3. Suhu beku pada umumnya berada pada -70℃.
06
Ekstraksi fase cair
1. Prinsip ekstraksi: sekelompok pelarut yang tidak dapat bercampur dilarutkan dalam suatu komponen zat terlarut. Zat terlarut ini memiliki proporsi tertentu (rasio konsentrasi) dalam distribusi dua fase. Rasio distribusi dalam dua fase disebut koefisien distribusi. Dipisahkan dengan memanfaatkan koefisien partisi yang berbeda untuk setiap zat dalam kelompok pelarut yang sama atau koefisien partisi yang berbeda untuk zat yang sama dalam kelompok pelarut yang berbeda. (Pemilihan pelarut yang sesuai dan distribusi berulang)
2. Klasifikasi
(1) distribusi primer isotropik: sekelompok pelarut isotropik yang tidak dapat bercampur untuk menambahkan zat terlarut, setelah kesetimbangan, pelarut polaritas lemah dalam rasio senyawa organik adalah P; pelarut polaritas kuat dengan rasio Q; jelas P + Q = 1, konsentrasi dua fase rasio P / Q.
(2) partisi berganda isotropik: ambil beberapa volume yang sama dari pelarut polar kuat dalam pelarut polar lemah yang diekstraksi beberapa kali, kandungan zat terlarut pelarut polar lemah adalah P n kali, kandungan zat terlarut pelarut polar kuat adalah 1 - P n kali.
(3) Volume distribusi yang tidak sama: misalkan volume pelarut polar lemah adalah volume polar kuat sebanyak α kali.
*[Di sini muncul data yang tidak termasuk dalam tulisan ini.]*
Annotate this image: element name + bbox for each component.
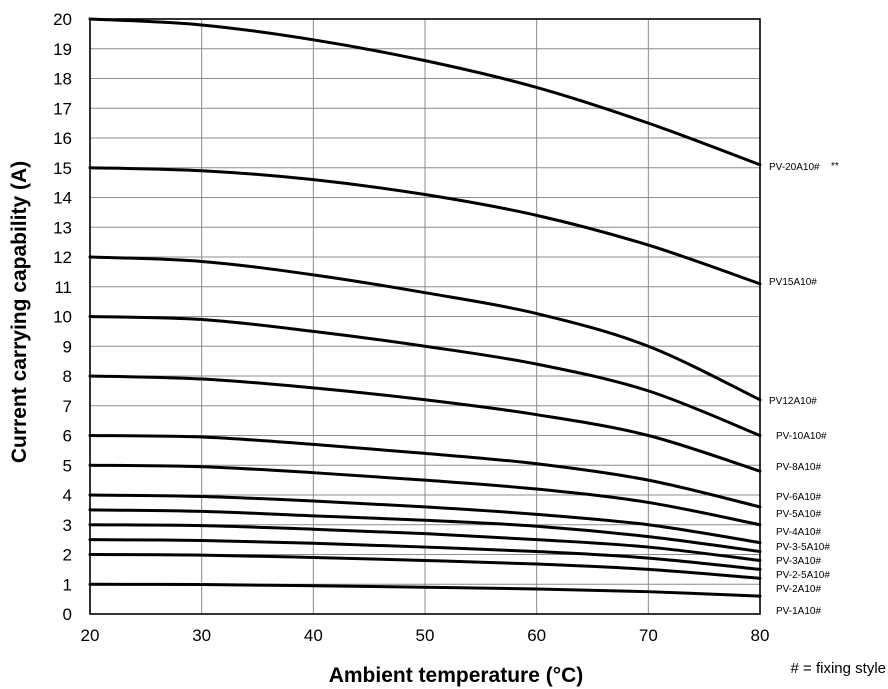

Menurut definisi, setelah distribusi kandungan pelarut polar lemah adalah αP, kandungan pelarut polar kuat adalah Q; pelarut polar lemah mengandung senyawa organik yang diperhitungkan untuk proporsi jumlah total senyawa organik adalah: αP / (Q + αP).
07
Metode pemurnian kimiawi
Metode pemurnian kimiawi adalah membuat pengotor dan reaksi kimia reagen untuk menyingkirkan atau menghilangkan gangguan. Ekstrak senyawa organik yang banyak mengganggu komponen yang dianalisis adalah lemak dan pigmen. Metode pemurnian kimia yang paling umum digunakan adalah menghilangkan pengotor dengan memperlakukan senyawa organik yang stabil terhadap asam dengan asam atau dengan memperlakukan senyawa organik yang stabil terhadap basa dengan basa.
08
Teknik Ekstraksi Fase Padat
1. Prinsip: Menurut perbedaan sampel dalam dua fase, yaitu dalam fase padat dan koefisien distribusi fase cair berbeda, untuk mencapai pemisahan dan pemurnian zat organik. Mekanisme retensi atau elusi tergantung pada analit dan gugus aktif permukaan dari fase padat, dan gaya molekuler antara analit dan fase cair.
2. Dua mode elusi:
(1) Analit dipertahankan jika memiliki afinitas yang lebih kuat untuk fase padat dibandingkan dengan media biologis yang ada. Analit dielusi dengan eluen yang memiliki afinitas yang lebih kuat.
(2) Adanya media biologis dengan afinitas yang lebih kuat untuk fase padat dielusi secara langsung dengan pelarut.